The Power/Knowledge Pathway will prepare students to question whether relations of power condition how knowledge is produced and vice-versa. Students will reflect on the practices through which disciplines across the humanities, social sciences, arts, and sciences produce knowledge that supports, normalizes, or unsettles practices of power. Some examples include the way institutions like schools, hospitals, museums, the state, prisons, and the family commission and then use knowledge – including mapping, surveys, architecture, aesthetics, psychology, geological surveys, criminology, epidemiology, demographics, econometrics, ethnography, and quantitative analyses – to establish expertise, identify problems, and elaborate techniques with which to carry out interventions. The Pathway will therefore foreground how the disciplines can be mobilized to discipline, regulate, manage, include and exclude individuals and populations. It will also draw attention to the way interdisciplinary and anti-disciplinary fields such as area studies, queer studies, rhetoric, ethnic studies, and cultural studies have attempted to challenge canonical, Eurocentric, patriarchal, and hetero-normative ways of knowing.
While students will construct their own animating questions, some possible examples include:
- How is power produced, reproduced, and normalized?
- How do we establish what is normal and what is not normal?
- What makes a discipline a discipline? Is it an agreed-upon method, a set of canonical texts, or common assumptions?
- What are each discipline’s histories, methods, and conditions of knowledge production and contestation? • How do discourses of freedom produce un-freedom?

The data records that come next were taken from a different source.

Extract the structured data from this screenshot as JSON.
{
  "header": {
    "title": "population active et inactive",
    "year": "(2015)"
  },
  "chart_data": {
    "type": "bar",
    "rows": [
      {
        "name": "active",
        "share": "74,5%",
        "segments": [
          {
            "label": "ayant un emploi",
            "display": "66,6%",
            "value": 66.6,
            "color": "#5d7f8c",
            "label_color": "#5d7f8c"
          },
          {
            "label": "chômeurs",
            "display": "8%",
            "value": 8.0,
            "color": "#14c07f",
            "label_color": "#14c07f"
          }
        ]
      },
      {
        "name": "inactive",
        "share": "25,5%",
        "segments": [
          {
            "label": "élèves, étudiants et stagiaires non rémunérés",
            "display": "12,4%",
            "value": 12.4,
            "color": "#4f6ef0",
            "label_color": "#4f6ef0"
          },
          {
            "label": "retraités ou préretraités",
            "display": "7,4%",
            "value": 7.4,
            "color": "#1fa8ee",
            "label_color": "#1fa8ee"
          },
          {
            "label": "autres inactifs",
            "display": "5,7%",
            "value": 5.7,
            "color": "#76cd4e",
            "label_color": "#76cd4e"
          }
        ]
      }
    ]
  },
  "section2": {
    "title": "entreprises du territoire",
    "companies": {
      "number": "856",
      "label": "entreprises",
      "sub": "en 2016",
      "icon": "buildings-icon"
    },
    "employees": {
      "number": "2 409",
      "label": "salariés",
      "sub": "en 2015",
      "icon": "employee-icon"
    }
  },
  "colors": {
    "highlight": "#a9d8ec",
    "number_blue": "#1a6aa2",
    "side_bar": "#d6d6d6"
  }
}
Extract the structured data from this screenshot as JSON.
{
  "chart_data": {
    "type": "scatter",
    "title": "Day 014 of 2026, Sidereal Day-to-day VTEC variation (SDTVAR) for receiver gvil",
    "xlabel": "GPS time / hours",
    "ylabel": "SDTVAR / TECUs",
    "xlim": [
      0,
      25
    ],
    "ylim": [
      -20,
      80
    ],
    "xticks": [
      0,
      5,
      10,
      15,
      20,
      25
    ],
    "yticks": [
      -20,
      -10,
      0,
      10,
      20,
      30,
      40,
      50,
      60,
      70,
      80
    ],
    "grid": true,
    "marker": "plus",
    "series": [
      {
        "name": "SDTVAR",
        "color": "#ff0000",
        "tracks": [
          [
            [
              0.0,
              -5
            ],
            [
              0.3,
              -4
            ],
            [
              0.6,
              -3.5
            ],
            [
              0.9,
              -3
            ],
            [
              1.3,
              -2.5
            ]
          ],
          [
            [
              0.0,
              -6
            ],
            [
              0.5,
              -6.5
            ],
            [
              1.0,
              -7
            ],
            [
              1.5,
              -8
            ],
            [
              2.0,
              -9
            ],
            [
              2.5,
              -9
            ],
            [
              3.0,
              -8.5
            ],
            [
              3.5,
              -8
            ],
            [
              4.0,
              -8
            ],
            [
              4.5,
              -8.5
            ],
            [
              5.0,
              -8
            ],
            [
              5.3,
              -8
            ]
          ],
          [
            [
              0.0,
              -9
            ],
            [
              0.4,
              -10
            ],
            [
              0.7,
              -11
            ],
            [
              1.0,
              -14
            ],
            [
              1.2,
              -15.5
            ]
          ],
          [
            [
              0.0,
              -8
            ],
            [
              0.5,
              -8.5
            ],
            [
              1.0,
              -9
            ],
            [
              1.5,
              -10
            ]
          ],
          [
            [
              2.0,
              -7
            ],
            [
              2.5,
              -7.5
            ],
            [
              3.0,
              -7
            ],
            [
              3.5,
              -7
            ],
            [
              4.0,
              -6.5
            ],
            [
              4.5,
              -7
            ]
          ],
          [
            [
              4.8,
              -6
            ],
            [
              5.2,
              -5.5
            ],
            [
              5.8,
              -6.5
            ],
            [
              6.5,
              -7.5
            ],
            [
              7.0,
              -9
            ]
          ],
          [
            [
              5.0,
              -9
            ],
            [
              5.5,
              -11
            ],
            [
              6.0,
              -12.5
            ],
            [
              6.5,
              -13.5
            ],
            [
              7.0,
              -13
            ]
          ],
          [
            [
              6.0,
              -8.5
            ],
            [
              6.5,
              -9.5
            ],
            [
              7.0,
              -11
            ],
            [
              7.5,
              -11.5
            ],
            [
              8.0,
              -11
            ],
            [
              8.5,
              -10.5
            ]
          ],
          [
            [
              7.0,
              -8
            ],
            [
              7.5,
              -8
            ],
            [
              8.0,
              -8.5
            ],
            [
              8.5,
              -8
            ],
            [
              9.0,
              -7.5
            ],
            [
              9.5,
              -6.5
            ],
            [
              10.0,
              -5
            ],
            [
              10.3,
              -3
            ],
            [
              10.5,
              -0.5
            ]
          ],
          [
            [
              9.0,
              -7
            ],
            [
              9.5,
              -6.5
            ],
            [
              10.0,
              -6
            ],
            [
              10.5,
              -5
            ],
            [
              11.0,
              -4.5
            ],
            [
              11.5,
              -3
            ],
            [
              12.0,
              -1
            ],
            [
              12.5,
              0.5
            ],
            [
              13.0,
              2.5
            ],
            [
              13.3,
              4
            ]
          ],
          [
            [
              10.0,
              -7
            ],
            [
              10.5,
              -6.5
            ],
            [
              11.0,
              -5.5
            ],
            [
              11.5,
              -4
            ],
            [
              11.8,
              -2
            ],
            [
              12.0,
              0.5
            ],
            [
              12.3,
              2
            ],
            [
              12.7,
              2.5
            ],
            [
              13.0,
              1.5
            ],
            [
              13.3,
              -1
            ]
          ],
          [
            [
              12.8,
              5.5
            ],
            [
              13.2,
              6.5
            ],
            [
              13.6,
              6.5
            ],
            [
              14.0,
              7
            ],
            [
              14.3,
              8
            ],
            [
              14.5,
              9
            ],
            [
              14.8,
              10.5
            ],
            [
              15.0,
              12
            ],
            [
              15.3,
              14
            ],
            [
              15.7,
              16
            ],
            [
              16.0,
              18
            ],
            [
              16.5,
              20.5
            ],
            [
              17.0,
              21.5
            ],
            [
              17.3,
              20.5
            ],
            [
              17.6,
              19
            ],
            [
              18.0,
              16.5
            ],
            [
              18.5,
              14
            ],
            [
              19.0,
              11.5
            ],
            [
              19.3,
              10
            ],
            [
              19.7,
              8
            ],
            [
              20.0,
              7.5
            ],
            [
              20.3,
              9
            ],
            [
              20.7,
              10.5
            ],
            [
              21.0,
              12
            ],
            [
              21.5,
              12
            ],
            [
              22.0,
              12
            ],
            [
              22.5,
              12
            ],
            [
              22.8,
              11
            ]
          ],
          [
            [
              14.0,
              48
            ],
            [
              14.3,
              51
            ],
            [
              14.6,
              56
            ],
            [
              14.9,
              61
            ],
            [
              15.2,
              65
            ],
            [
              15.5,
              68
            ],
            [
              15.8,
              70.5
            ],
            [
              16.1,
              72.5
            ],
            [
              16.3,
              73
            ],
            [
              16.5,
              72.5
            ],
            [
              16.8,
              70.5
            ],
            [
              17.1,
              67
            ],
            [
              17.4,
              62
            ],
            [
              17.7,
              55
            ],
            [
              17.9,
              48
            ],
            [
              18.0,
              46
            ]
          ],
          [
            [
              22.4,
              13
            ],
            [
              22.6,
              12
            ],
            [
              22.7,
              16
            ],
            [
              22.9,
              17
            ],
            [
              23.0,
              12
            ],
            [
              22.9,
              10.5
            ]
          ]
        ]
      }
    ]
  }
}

The thematic inquiry will consist of a four-credit course taught by a single faculty member. It will introduce students to the concepts of discipline, power, knowledge, subjectification, and normalization, as developed by Michel Foucault and his interlocutors. The course will consist of a carefully selected portion of Foucault’s theoretical writings paired with “case studies” so that students can see how the theoretical concepts infuse practices in social and cultural life, and then ask whether they correspond well and whether the theory has actual explanatory merit.
The Thematic Inquiry is also designed to allow for some flexibility so that any core member of the Pathway could potentially teach it by adjusting the pairings of theory and practice to their individual areas of expertise.
Suggested Global/Local Engagement
Each Pathway requires students to pursue purposeful engagement in a local or international context, such as study away, an internship, or community-based learning.